I now need to work through the task of determining whether or not stage 2 is necessary. Obviously, if no entities are collected, stage 2 is needed. Another obvious case is when the prompt is completely covered by entities (example: “70s comedies”), in which case stage 2 isn't needed. It becomes more challenging when the prompt intends to hit both stages (example: “movies with a lot of guns from the 2010s”). I have built a function that extracts important data to aid me with this decision: promptLength (length of prompt in word count), numEnts (count of labeled ents), entityCoverage (ratio of prompt that is covered by labeled ents), and unlabeledTokens (list of words not labeled as ents). I had thought about incorporating another ml component to classify intent, but I believe these features provide enough information for a logic based triggering function. Additionally, it would require a lot of time and effort to properly train a model that could very well have the same accuracy as my current solution. The finished function uses a rule based approach based on entity coverage and the unlabeled tokens (which are filtered to remove stop words (words with no contextual value)).

Week 11 (4/14-4/18)

Ranking System

This week was spent on establishing the final ranking logic for the model. The three model pipelines are structured filtering, semantic matching, and a hybrid approach (structured and semantic). Each of these pipelines behaves differently and requires unique considerations for how they rank results. The pipelines that handle semantic matching are complicated because their rankings factor in both similarity and rating/popularity. The structured filtering pipeline is easier to rank, but a few special cases must be accounted for.

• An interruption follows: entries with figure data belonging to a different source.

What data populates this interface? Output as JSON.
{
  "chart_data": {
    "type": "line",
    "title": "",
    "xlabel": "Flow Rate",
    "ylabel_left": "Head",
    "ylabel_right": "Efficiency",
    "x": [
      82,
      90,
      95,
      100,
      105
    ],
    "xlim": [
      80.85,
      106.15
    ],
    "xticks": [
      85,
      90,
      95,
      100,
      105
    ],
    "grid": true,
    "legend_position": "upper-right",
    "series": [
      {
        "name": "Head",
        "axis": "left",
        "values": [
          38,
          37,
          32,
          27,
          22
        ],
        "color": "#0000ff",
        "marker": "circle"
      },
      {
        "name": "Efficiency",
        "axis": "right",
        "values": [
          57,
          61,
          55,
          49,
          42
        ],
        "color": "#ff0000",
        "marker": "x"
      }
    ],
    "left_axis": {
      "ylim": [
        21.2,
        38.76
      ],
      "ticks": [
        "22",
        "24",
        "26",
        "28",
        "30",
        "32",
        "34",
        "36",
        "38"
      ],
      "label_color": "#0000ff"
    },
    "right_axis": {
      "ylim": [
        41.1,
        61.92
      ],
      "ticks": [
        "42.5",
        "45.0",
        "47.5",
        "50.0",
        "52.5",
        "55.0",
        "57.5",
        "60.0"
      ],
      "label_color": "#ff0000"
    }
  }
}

Genre Concern: There are a number of movies that cover a wide range of genres, meaning they are classified under several categories. Because of this, I need a way to distinguish between both cases. If someone is searching for a comedy, it doesn't make sense to list something like “Forrest Gump” or “Parasite” above “The Hangover”, despite the fact that they are rated higher and labeled as comedies. After looking at the data, I think it is viable to create a feature for “genre confidence”, which will be higher for movies that fall into one category. This feature can serve as a metric in the ranking logic, boosting movies with clearly defined genres.

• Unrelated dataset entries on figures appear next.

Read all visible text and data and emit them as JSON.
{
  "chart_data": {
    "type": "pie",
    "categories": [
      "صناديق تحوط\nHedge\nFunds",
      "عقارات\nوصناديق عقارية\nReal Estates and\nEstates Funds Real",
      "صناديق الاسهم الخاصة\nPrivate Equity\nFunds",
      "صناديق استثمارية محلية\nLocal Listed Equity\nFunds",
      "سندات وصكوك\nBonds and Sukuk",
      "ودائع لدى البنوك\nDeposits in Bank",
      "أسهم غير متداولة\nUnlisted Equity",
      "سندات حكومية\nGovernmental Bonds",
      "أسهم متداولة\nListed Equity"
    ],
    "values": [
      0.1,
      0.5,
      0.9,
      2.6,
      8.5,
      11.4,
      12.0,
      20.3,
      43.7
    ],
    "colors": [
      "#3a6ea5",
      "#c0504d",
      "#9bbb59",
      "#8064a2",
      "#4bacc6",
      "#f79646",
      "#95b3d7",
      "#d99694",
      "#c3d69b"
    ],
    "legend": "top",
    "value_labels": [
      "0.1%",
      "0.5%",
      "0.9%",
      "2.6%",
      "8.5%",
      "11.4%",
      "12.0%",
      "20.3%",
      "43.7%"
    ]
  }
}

Hybrid Model Concern: I am noticing a type of query in the hybrid approach that I need to account for. The model already does a great job of removing contextually irrelevant words before semantic matching, but occasionally certain words are left behind that shouldn't be. In all cases (I have noted), there is only a single word left behind. I have thought about a number of solutions, including even just adding these words to the list to be ignored, but that is unwise and certain to leave gaps remaining. I have elected for a uniquely effective solution that involves semantic matching. The idea was to create a wordbank full of contextually relevant words (like “apocalypse”, “alien”, or “europe”) and compare the remaining word to these semantically. If a match is above the threshold, stage 2 is triggered. Otherwise, the leftover word is ignored and stage 2 is untriggered. After testing this idea with the same semantic model, I am impressed by the results. Although this solution isn't perfect, it's better than adding to a list of irrelevant words that will inevitably grow with time.

Industry Project Update: We are now far along on the project and have decided on our final approach/deliverable. Our lack of data for the class we are predicting has brought several challenges, but also valuable experience with handling flawed data. Our main goal is to maximize the value of this data in both modeling and analysis.